The defenders of the city sallied forth to meet the attack,—the Ephesians, the allies whom Tissaphernes had brought them, the crews of the original twenty Syracusan ships and of five others which chanced to have arrived there at the time, newly come from Syracuse under the command of Eucles, the son of Hippon, and Heracleides, the son of Aristogenes, and finally, the crews of two Selinuntine ships.
All these contingents directed their first attack upon the hoplites at Coressus; and after routing them, killing about a hundred of them, and pursuing the rest down to the shore, they turned their attention to those by the marsh; and there also the Athenians were put to flight, and about three hundred of them were killed.
So the Ephesians set up a trophy there and a second at Coressus. They also gave to the Syracusans and Selinuntines, who had especially distinguished themselves, the prizes for valour, not only general prizes, but many to particular individuals among them, while upon any one of them who at any time might desire it they conferred the privilege of dwelling in Ephesus tax free; and to the Selinuntines, after Selinus had been destroyed,4
they gave the rights of5
Ephesian citizenship as well.
As for the Athenians, after obtaining a truce and so recovering the bodies of their dead, they sailed back to Notium, buried the dead there, and sailed on towards Lesbos and the Hellespont.
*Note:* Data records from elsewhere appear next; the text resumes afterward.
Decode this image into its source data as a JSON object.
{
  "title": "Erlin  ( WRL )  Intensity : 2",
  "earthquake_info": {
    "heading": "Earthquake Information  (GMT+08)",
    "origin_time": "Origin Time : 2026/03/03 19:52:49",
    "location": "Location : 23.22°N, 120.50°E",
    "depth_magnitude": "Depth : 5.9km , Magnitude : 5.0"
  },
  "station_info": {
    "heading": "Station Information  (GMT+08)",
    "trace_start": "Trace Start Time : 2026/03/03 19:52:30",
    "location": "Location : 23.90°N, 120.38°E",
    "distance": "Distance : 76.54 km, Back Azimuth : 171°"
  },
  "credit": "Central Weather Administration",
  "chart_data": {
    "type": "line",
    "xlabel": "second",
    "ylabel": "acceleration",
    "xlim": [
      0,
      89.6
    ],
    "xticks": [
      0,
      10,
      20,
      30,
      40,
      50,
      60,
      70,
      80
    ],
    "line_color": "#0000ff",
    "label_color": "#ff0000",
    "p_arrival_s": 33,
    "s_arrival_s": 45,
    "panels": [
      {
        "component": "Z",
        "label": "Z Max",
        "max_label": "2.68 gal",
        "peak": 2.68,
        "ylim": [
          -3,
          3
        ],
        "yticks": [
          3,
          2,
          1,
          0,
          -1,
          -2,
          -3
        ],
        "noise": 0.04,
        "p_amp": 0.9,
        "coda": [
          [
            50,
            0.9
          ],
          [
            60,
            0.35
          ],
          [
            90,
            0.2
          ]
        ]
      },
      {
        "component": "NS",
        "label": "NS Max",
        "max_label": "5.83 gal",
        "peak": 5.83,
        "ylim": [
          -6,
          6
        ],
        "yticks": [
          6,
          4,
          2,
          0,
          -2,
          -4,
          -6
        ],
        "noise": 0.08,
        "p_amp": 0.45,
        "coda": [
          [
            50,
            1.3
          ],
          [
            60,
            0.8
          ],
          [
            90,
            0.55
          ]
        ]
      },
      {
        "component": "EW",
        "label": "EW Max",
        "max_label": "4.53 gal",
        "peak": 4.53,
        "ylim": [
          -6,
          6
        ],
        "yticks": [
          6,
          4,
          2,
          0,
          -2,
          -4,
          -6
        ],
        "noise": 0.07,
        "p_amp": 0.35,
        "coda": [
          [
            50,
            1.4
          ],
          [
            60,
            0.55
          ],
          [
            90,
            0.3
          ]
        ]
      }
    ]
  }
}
While they were at anchor in the harbour of Methymna, in Lesbos, they saw sailing past them from Ephesus the twenty-five Syracusan ships; and putting out to the attack they captured four of them, men and all, and chased the rest back to Ephesus.
And Thrasyllus sent home to Athens all the prisoners with the exception of Alcibiades; this Alcibiades, who was an Athenian and a cousin and fellow-exile of Alcibiades the general, he caused to be stoned to death. Then he set sail to Sestus to join the rest of the army; and from Sestus the entire force crossed over to Lampsacus.
And now the winter came on. During the course of it the Syracusan prisoners, who were immured in stone quarries in Piraeus, dug through the rock and made their escape by night, most of them to Decelea and the rest to Megara.
Meanwhile at Lampsacus Alcibiades endeavoured to marshal his entire army as a unit, but the old soldiers were unwilling to be marshalled with the troops of Thrasyllus; for they said that they had never known defeat, while the others had just come from a defeat. Both contingents, however, wintered there together, occupying themselves in fortifying Lampsacus.
They also made an expedition against Abydus; and Pharnabazus, who came to its aid with a large force of cavalry, was defeated in battle and put to flight. And Alcibiades6
pursued him with the Athenian cavalry and one hundred and twenty of the hoplites, under the command of Menander, until darkness covered the retreat.
As a result of this battle the soldiers came together of their own accord and the old troops fraternised with those under Thrasyllus. The Athenians also made some other expeditions during the winter into the interior and laid waste the King's territory.
At the same period the Lacedaemonians granted terms to the Helots who had revolted and fled from Malea to Coryphasium, allowing them to evacuate Coryphasium unmolested.7
At about the same time, also, the colonists of Heracleia, in Trachis, were betrayed by the Achaeans in a battle where both peoples were drawn up against their enemies, the Oetaeans, and as a result about seven hundred of the Heracleots perished, together with the Lacedaemonian governor, Labotas.
So this year ended, being the year in which the Medes, who had revolted from Darius, king of the Persians, were again reduced to subjection.